Gemeinsam mit den USA: Digitaler Schulterschluss soll Industrie 4.0 retten

Industrie 4.0 sollte der deutschen Wirtschaft einen Schub geben. Doch bei der praktischen Umsetzung sind andere weiter. Nun setzen Unternehmen auf ein neues Bündnis.

Die Worte kommen Richard Soley nahezu akzentfrei über die Lippen. Kein Wunder, mit „Industrie vier-null“ beschäftigt sich der Amerikaner nicht erst seit diesem Mittwoch in Berlin. Soley ist Chef des Industrial Internet Consortium (IIC), das sich in den USA um die Digitalisierung der Wirtschaft kümmert. Verglichen mit den Kollegen aus Übersee mit großem Erfolg.
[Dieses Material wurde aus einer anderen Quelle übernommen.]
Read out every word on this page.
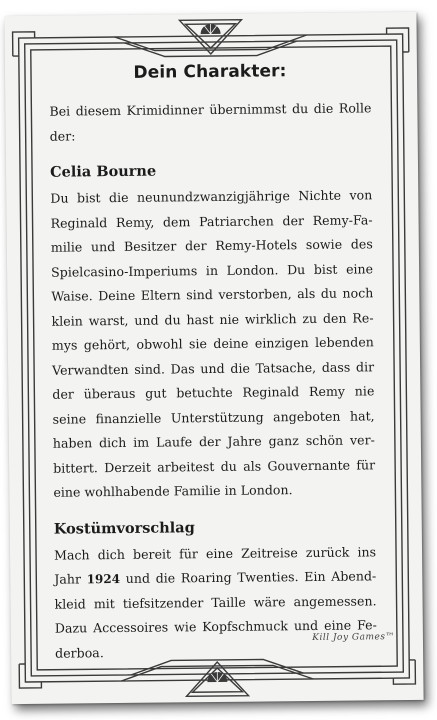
Dein Charakter:

Bei diesem Krimidinner übernimmst du die Rolle der:

Celia Bourne

Du bist die neunundzwanzigjährige Nichte von Reginald Remy, dem Patriarchen der Remy-Familie und Besitzer der Remy-Hotels sowie des Spielcasino-Imperiums in London. Du bist eine Waise. Deine Eltern sind verstorben, als du noch klein warst, und du hast nie wirklich zu den Remys gehört, obwohl sie deine einzigen lebenden Verwandten sind. Das und die Tatsache, dass dir der überaus gut betuchte Reginald Remy nie seine finanzielle Unterstützung angeboten hat, haben dich im Laufe der Jahre ganz schön verbittert. Derzeit arbeitest du als Gouvernante für eine wohlhabende Familie in London.

Kostümvorschlag

Mach dich bereit für eine Zeitreise zurück ins Jahr 1924 und die Roaring Twenties. Ein Abendkleid mit tiefsitzender Taille wäre angemessen. Dazu Accessoires wie Kopfschmuck und eine Federboa.

Kill Joy Games™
Zwar haben die Deutschen die Industrie 4.0 – die vierte industrielle Revolution, in der Maschinen miteinander sprechen und Roboter mit Menschen Hand in Hand arbeiten – bereits 2011 ausgerufen. Doch weiter in der Umsetzung sind Soleys Leute, obwohl sie erst vor zwei Jahren damit begonnen haben. Deshalb suchen die Deutschen nun den Schulterschluss.

Ohne Partnerschaft wird die Digitalisierung nicht gelingen.

Wirtschaftsstaatssekretär Matthias Machnig

Künftig sollen die Plattform Industrie 4.0 und das IIC gemeinsam an der Revolution arbeiten. Aus Feinden sollen Freunde werden. So will Matthias Machnig, Staatssekretär im Bundeswirtschaftsministerium, das nicht verstanden wissen. „Aber es ist schon ein Meilenstein, dass wir bei dem Thema jetzt gemeinsam vorangehen“, sagt der SPD-Mann bei der Vorstellung der Kooperation. Das sei ein Vorteil – für beide Seiten, wie er ausdrücklich betont. „Ohne eine Lernpartnerschaft zwischen den USA und Europa wird die Digitalisierung nicht gelingen.“

Eine gemeinsame Sprache für Maschinen

Auch Soley betont diese Notwendigkeit. Es gehe darum, eine gemeinsame Sprache zu finden, mit der sich alle Maschinen in einer digitalisierten Welt verständigen können, versucht er die komplexe Aufgabe auf den Punkt zu bringen. Sein Pendant auf deutscher Seite wird konkreter. Die Maschinen eines Siemens-Gasturbinenwerks in den USA müssten sowohl mit den Zulieferern in ihrer Umgebung sprechen können als auch mit einem Siemens-Gasturbinenwerk in Deutschland, sagt Siegfried Russwurm, Vorstandsmitglied beim Münchener Technologiekonzern.

Beide Organisationen wollen deshalb einen einheitlichen technischen Rahmen schaffen, in dem sich alle Hersteller bewegen können. Auch in Standardisierungsfragen werde man gemeinsame Wege gehen. „Wir wollen nicht deutsche Standards, wir wollen nicht amerikanische Standards, wir wollen weltweite Standards“, sagt Soley.

Bosch und SAP zogen die Fäden

Für die Deutschen besonders wichtig aber ist der Zugriff auf die praktische Erfahrung der IIC-Mitglieder mit der Digitalisierung. Während sich hierzulande die großen Hersteller lange misstrauisch beäugt haben statt gemeinsam in Testanlagen die neuen Möglichkeiten aus der Verschmelzung von Industrie und IT zu erforschen, war genau das der Ansatz des IIC. Rund 30 solcher Testbeds seien so weltweit entstanden, sagt Soley. Sie schaffen Fakten, Defacto-Standards, die die deutsche Konkurrenz nervös machen.

Das gemeinsame Tüfteln bringe alle weiter, die Sorge um den Wissensverlust an die Konkurrenz sei hingegen unbegründet, sagt Soley. Der Wettbewerb entscheide sich über andere Faktoren als Standards, zum Beispiel über Preis und Qualität. Die Digitalisierung werde nicht ein Unternehmen allein gewinnen, „nicht Google, nicht Apple, nicht irgendwer“. Das haben nun auch die Deutschen verstanden: Der Anstoß für die gemeinsame Sache kam von Bosch und SAP – beide waren übrigens schon vorher führend in beiden Initiativen.